Not to knock on modern music, but a lot of it could use some serious balls. Sometimes it takes a band that's been around for 17 years to show the rest of us how it's done. And sure, Don Cab's only got one member left from their heydays, but that one member happens to be Damon Che, more or less indie rock's best drummer ever.

The Don Caballero experience is an interesting one, to say the least. Bounded on both sides by guitarist Gene Doyle and bassist Jason Jouver, Che comes across as a bratty child being babysat - his baffling outbursts precede each song, met by barely tolerant glances from his bandmates, who remain almost entirely silent throughout. As the set wears on, Damon becomes incrementally drunker, spinning off nonsensical rants about Mel Gibson, toothpaste, and so on. An exceptionally jubilant fan supplies some back-and-forth banter, and at one point Che points to him and looks to the audience, spinning his finger around his ear as a mime for "cuckoo!" The rest of the crowd is left pondering which one is the saner.

But despite the virtuoso's non-sequiturs and excessive intoxication, Don Cab's music rips some serious ass. Che's drumming is obviously the main spectacle here, and he and his over-the-top drumset (five cymbals, count ‘em!) provides a sonic onslaught that's equal parts technical miracle and pulverizing onslaught.
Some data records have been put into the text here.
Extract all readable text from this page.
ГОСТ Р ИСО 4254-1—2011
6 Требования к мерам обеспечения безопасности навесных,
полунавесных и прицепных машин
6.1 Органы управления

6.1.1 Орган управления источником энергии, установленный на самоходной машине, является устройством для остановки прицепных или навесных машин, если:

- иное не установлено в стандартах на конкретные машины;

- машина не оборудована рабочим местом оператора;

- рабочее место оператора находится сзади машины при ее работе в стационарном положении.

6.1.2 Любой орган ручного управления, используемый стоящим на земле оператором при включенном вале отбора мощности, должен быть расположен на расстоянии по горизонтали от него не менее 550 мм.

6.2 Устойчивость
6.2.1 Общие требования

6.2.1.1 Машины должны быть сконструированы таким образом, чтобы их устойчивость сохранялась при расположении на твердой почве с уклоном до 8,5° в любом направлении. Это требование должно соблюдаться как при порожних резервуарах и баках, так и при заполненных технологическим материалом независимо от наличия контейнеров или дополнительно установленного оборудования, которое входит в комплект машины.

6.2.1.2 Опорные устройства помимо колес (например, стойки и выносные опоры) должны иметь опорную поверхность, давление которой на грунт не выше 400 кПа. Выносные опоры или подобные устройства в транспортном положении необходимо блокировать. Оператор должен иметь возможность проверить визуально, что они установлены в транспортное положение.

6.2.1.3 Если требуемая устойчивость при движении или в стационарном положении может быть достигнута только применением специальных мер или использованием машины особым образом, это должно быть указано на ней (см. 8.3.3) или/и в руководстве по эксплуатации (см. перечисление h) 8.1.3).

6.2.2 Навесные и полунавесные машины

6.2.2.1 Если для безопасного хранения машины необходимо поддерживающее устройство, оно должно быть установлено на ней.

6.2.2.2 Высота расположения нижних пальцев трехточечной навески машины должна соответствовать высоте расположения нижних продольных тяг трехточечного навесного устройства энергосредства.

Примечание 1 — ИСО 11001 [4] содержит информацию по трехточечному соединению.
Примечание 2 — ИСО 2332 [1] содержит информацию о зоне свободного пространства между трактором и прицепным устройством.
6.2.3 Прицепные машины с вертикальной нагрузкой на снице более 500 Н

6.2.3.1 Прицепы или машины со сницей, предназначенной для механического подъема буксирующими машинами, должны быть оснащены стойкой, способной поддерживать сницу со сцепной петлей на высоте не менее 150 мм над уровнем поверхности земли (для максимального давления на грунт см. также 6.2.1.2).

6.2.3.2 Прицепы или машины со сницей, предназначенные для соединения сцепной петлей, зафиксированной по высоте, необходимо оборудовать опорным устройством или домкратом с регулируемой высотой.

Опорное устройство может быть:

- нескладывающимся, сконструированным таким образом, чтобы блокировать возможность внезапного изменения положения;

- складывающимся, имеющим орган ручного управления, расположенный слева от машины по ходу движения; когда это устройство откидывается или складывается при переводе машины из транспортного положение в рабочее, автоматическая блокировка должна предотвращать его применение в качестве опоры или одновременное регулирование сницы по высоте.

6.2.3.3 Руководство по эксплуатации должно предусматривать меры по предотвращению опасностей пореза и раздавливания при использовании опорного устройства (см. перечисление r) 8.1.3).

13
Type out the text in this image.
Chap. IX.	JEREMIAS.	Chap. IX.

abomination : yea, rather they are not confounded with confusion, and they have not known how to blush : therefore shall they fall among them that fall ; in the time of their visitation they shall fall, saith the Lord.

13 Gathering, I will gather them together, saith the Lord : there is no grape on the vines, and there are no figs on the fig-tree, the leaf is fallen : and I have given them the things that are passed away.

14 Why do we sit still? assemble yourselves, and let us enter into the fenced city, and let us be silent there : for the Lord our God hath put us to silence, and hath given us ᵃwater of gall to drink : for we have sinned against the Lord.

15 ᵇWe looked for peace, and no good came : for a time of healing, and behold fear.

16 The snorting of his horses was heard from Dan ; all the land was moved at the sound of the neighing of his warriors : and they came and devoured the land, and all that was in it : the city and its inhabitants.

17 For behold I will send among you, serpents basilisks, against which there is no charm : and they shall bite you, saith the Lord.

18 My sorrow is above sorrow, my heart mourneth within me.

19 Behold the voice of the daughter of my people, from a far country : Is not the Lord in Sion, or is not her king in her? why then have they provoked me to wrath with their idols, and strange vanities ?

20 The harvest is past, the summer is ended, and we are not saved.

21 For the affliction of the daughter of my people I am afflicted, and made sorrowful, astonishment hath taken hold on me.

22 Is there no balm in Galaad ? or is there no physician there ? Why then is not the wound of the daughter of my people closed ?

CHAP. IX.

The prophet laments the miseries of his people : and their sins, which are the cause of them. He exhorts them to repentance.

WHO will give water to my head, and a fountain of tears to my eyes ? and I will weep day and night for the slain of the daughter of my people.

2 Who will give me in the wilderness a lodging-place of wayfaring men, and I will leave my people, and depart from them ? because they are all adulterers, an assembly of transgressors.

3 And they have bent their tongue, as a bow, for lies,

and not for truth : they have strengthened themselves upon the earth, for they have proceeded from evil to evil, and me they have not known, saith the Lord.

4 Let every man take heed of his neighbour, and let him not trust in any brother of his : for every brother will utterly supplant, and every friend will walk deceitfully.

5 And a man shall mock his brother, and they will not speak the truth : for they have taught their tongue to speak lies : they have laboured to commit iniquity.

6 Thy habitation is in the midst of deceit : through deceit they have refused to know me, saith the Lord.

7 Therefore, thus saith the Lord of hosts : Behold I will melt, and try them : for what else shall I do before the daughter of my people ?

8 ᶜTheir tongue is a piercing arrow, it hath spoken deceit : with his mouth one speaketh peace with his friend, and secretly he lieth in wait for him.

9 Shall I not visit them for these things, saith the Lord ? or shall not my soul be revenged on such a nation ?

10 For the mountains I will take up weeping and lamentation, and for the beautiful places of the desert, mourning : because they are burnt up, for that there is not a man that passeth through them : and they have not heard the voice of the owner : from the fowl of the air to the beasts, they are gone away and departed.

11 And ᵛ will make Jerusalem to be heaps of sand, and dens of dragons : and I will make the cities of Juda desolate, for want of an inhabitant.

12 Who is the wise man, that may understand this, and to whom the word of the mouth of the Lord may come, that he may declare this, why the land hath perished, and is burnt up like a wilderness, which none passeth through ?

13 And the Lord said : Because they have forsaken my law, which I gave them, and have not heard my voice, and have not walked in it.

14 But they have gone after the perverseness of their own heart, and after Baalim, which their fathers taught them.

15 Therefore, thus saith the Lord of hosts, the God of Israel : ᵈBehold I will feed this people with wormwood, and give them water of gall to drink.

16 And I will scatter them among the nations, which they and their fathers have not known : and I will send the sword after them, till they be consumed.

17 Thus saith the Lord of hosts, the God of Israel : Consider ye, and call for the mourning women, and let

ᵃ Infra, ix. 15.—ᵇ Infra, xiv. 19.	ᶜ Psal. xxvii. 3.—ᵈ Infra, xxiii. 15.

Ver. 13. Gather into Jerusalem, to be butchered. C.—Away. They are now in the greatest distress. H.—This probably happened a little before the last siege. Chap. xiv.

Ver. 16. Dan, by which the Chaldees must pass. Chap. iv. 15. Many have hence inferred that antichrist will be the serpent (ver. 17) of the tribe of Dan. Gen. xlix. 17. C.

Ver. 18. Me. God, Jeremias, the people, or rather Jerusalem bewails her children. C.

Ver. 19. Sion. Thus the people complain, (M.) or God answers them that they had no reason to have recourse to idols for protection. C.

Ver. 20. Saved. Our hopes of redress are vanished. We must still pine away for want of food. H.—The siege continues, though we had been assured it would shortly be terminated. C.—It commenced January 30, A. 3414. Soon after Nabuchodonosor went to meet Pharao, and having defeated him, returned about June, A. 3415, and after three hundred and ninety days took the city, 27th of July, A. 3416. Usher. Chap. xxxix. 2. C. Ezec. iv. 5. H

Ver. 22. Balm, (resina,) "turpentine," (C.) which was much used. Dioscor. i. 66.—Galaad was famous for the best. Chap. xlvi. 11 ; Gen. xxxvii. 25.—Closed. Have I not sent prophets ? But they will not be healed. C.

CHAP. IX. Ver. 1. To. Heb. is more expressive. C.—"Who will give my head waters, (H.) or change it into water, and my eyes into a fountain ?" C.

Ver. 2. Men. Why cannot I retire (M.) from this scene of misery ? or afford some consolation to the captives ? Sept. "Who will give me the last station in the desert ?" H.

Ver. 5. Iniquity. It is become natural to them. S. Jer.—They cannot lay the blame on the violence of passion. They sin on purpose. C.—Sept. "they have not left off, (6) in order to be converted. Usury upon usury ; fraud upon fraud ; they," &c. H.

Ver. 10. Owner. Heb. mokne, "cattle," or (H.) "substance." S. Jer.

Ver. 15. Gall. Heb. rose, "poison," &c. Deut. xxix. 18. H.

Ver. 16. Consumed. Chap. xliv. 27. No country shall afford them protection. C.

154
And that isn't to discredit the other musicians, both of whom play their part terrifically - Doyle is a formidable (if quieter) partner to Che, belting complex melodies in time with the percussive mayhem, whilst Jouver's stirring bass provides a kick you don't hear too often in today's timid scene. These three have made Don Cab into quite the metal band, but the indie rock influence is still half the bulk of it - if other math-rock bands could make music this enthralling, there'd probably be a whole lot less bitching about the genre. Even the more straightforward rock moments of this show - including a song for which Doyle and Che trade instruments (!) - turn out solid, in an unusual (for Don Cab) melodic way.

From the opening minutes, where Che quickly asserted his intentions by calling everyone who once liked Don Cab but has since turned on them "fecking nitwits," it felt as if this was a band eager to prove itself. And that these three did, because this show was seriously impressive - the type of performance that, unlike a lot of music that claims the same, really needs to be witnessed live. By the time midnight rolled in, an explosive encore made something adamantly clear: Don Caballero has balls, and six of ‘em.